Cancer immunotherapy could become dramatically more accessible if therapeutic cells can be engineered directly inside patients rather than through costly laboratory manufacturing processes. This paradigm shift would eliminate the weeks-long delays and specialized facilities currently required to create personalized cell therapies for blood cancers.
Researchers successfully demonstrated direct in-body generation of CAR-T cells targeting BCMA (B-cell maturation antigen) using lentiviral delivery in five patients with treatment-resistant multiple myeloma. The approach delivered genetic instructions directly to patients' T cells via injection, programming them to recognize and attack myeloma cells expressing BCMA. No dose-limiting toxicities emerged during the phase 1 safety evaluation, suggesting the technique can avoid the severe inflammatory reactions that sometimes accompany traditional CAR-T therapies.

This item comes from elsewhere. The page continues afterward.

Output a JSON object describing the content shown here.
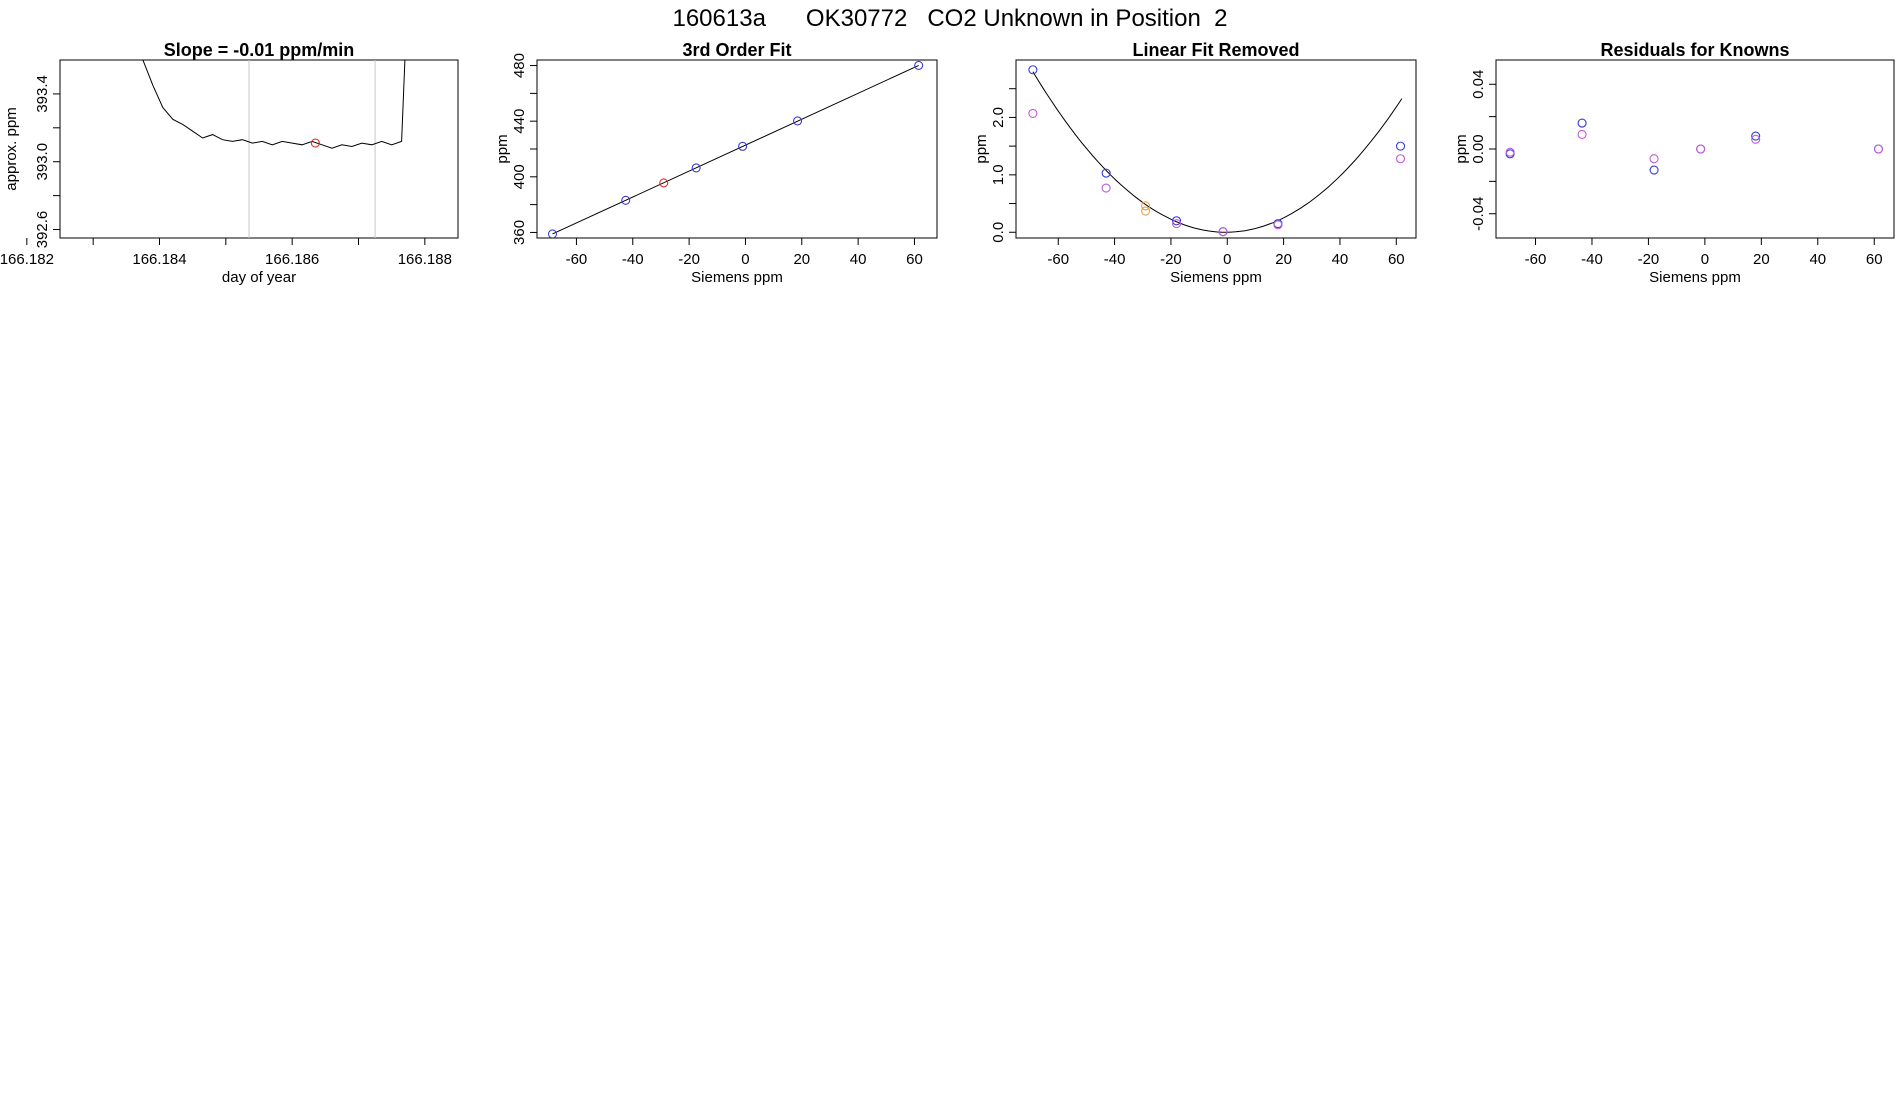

This represents a potentially transformative advance in cellular immunotherapy delivery. Current CAR-T manufacturing requires extracting patient T cells, genetically modifying them in specialized laboratories over 2-4 weeks, then reinfusing the engineered cells—a process costing hundreds of thousands of dollars and limiting access to major cancer centers. In vivo generation could democratize this powerful treatment approach, making it available in standard oncology practices worldwide. However, this early-stage trial focused primarily on safety rather than efficacy, and the small patient cohort limits broader conclusions. The approach must demonstrate comparable anti-cancer activity to laboratory-manufactured CAR-T cells in larger trials. Additionally, ensuring precise control over which cells receive genetic modification remains a critical challenge for widespread clinical adoption. If successful in larger studies, this technique could fundamentally reshape how we deliver precision cancer immunotherapy.